Sometimes you have to be who you are not in order to know who you are.
Dating online can definitely give you that arena where you can figure out what it is that you are really looking for in a mate. As well as getting clear on what it is you do not want in a mate and will not compromise on.
A really great way to approach online dating is, " Let's see if we can have fun and get along?" As opposed to, "Is this the one?" each time you communicate with someone.
There are different reasons for different people on why they are on an online dating website. Some are looking for 'the one', some are looking for sex, some are looking for an affair, some are looking for someone to start a relationship with and to share their life. Probably many more reasons.
Each one of these reasons creates a different reality. What you put out comes back at you like a boomerang. Are your intentions coming from your higher self or are they being created with a lower vibration?
Some people believe life happens to them and do not realize that they are the common denominator, the cause of their effect. They do not realize how powerful they really are with their words, thoughts and actions.
There are consequences for every intention, thought, word and action. As you awaken there are responsibilities that come with this. If you do not think the way you treat someone, even online has consequences, think again.
This is why it is very important to get clear on your intentions before starting this online dating process. As a responsible being, that creates their own life through thought and word, the way you go about it is most important. Your approach is to speak your own truth from a place of valuing and honoring yourself first and foremost.
Figure out the values you will not compromise on, stick to it and really honor these the whole time. For me I will always value and honor myself. I will never compromise on mutual respect and clear communication. I will never compromise my own truth and what feels "right" within myself. If these values resonate with you please take them on for yourselves.
What I discovered is that I could use online dating as a tool to step into my authentic power and master myself in areas I had not yet mastered. I had been on the inner journey of self discovery since the dissolution of my marriage and had learned some incredible tools along the way that worked in revealing my limiting beliefs, as I interacted with men online I discovered more about who I really am.

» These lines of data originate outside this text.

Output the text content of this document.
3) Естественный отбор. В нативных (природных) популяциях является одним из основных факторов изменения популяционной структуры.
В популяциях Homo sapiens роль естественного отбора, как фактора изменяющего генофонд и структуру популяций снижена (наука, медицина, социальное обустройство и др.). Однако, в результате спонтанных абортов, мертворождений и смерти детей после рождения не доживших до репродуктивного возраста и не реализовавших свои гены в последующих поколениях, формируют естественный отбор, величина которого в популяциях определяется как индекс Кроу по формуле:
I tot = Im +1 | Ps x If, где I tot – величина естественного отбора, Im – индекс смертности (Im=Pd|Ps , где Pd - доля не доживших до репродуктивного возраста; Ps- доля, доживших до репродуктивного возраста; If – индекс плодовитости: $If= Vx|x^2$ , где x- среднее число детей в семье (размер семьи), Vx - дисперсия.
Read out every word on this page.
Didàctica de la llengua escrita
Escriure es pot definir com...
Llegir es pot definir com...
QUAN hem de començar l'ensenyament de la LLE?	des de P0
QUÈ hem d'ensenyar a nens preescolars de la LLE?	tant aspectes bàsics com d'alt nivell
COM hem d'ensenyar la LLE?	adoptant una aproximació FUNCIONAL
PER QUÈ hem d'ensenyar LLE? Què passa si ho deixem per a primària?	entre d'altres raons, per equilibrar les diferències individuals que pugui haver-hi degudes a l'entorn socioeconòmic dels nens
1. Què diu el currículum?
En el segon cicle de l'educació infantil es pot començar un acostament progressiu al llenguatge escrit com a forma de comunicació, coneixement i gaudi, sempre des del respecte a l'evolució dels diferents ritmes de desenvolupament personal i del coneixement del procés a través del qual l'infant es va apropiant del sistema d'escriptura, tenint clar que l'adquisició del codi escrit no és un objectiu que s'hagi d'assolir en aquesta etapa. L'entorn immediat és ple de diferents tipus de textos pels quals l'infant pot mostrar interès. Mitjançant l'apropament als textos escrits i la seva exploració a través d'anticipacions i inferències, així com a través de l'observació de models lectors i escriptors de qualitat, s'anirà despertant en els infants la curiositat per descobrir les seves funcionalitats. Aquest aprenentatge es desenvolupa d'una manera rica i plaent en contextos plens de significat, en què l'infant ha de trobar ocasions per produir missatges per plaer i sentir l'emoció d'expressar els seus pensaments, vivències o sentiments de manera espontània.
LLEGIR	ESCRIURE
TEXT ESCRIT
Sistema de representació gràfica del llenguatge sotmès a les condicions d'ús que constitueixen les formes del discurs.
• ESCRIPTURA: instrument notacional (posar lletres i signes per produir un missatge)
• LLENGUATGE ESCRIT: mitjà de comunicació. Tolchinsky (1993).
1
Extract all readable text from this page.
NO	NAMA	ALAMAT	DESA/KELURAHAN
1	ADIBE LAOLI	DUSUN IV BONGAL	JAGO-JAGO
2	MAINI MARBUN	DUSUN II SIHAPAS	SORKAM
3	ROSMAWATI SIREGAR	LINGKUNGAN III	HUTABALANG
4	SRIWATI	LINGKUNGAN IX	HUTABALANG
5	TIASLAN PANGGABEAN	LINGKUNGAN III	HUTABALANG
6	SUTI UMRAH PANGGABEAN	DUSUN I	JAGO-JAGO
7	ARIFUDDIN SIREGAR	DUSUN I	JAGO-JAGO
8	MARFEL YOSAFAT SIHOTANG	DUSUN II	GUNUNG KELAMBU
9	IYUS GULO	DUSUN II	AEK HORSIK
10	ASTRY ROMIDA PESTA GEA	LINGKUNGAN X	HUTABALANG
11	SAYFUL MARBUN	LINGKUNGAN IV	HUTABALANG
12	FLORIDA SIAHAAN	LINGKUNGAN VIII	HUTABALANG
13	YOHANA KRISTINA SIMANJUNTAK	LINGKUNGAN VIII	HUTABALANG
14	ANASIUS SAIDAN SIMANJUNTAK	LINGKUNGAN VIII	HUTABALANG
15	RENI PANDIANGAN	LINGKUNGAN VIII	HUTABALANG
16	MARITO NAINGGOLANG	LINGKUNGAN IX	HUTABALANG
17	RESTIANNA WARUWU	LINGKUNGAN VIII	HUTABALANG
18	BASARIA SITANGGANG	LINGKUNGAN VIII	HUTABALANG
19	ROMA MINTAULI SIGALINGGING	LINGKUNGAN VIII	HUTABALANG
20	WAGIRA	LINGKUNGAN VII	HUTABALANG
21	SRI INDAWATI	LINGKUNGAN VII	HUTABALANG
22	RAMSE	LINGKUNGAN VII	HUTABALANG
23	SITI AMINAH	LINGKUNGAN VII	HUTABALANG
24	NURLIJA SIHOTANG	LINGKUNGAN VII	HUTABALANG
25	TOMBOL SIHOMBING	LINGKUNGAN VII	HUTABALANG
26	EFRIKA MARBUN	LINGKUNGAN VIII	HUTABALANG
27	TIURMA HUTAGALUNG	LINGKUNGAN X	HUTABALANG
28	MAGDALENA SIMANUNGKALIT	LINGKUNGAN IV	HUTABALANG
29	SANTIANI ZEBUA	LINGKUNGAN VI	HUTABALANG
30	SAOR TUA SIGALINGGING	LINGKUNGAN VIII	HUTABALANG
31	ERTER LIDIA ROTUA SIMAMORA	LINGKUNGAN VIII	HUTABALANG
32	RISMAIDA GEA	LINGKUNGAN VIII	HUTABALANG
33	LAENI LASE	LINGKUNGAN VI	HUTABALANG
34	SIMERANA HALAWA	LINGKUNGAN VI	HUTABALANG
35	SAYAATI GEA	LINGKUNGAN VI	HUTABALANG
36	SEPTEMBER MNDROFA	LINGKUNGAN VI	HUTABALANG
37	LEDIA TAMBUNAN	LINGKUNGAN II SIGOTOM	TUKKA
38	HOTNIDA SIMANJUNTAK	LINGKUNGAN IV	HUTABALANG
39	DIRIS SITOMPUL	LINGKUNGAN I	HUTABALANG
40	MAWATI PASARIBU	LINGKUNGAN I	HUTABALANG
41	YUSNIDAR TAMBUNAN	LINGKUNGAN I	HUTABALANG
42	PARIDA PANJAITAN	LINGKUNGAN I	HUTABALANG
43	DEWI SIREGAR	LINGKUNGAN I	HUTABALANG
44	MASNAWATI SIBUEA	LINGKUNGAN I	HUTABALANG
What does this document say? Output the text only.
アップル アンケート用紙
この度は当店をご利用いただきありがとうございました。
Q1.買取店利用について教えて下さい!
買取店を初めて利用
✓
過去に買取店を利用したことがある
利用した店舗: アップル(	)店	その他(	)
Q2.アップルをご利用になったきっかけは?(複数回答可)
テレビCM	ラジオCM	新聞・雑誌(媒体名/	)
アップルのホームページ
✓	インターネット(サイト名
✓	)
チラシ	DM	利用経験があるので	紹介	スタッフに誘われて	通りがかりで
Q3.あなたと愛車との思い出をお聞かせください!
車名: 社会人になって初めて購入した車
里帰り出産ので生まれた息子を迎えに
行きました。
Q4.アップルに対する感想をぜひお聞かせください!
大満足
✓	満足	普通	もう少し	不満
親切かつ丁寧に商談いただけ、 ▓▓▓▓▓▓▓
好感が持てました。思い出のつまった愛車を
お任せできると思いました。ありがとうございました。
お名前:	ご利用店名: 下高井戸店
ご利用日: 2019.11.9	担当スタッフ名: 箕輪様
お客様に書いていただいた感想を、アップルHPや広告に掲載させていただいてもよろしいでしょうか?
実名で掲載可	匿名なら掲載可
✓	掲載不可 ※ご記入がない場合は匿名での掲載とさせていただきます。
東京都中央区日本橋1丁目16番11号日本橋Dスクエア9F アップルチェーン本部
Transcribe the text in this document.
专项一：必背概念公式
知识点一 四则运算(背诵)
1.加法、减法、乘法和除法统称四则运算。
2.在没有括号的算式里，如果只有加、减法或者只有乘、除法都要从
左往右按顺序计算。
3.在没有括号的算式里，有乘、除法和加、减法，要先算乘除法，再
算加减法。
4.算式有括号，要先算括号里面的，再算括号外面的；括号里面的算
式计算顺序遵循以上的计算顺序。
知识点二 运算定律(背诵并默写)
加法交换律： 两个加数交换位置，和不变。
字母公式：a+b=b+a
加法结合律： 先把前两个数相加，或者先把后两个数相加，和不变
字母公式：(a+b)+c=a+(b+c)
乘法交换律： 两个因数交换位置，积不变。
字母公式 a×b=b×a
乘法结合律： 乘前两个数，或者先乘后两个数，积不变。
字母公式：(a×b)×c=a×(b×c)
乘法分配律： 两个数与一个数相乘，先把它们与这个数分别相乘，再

Experts say that it is important to face your own issues before attracting another relationship into your life. Otherwise you will attract the same issues into your life with the next person. These issues will keep showing up until you face them and let them go. So if you are wanting to attract a healthy person into your life, you will need to get honest and clear with yourself first.
I knew that no matter how much clearing of limiting beliefs I had done on my inner journey up to this point, that interacting with that of the opposite sex or of which you are sexually attracted, will trigger emotions that would not otherwise be triggered any other way.
The tools I had learned thus far on my inner journey worked perfectly in helping me clear the way of limiting beliefs around relationship. You do not have to know where these feelings are coming from and rehash the past to do this work.
Each man that showed up online was always perfect in what was next for me to clear. None of these men had any idea on how much they were helping me on my spiritual growth. The tools I would like to share with you as your coach, are tools you will have for the rest of you journey that will serve you well.
I want to thank all the men that I interacted with online that helped me in my spiritual and personal growth. I am not the same woman that I was when I first started online dating. I have bettered myself and now know who I really am. I have never been the person I am now. Thanks to all of you.
Like the Rascal Flatts song: Bless The Broken Road. There is a grander plan always going on. We do not always understand it. The people in and out of your life that you interact with, even in cyberspace, can be your northern star in finding first yourself and then your one true love and soul mate.
Sometimes getting to where you really want to be, you have to be who you are not in order to know who you really are. Online dating can be that tool to help you understand and get clear what that is for you so you can start living your dreams come true.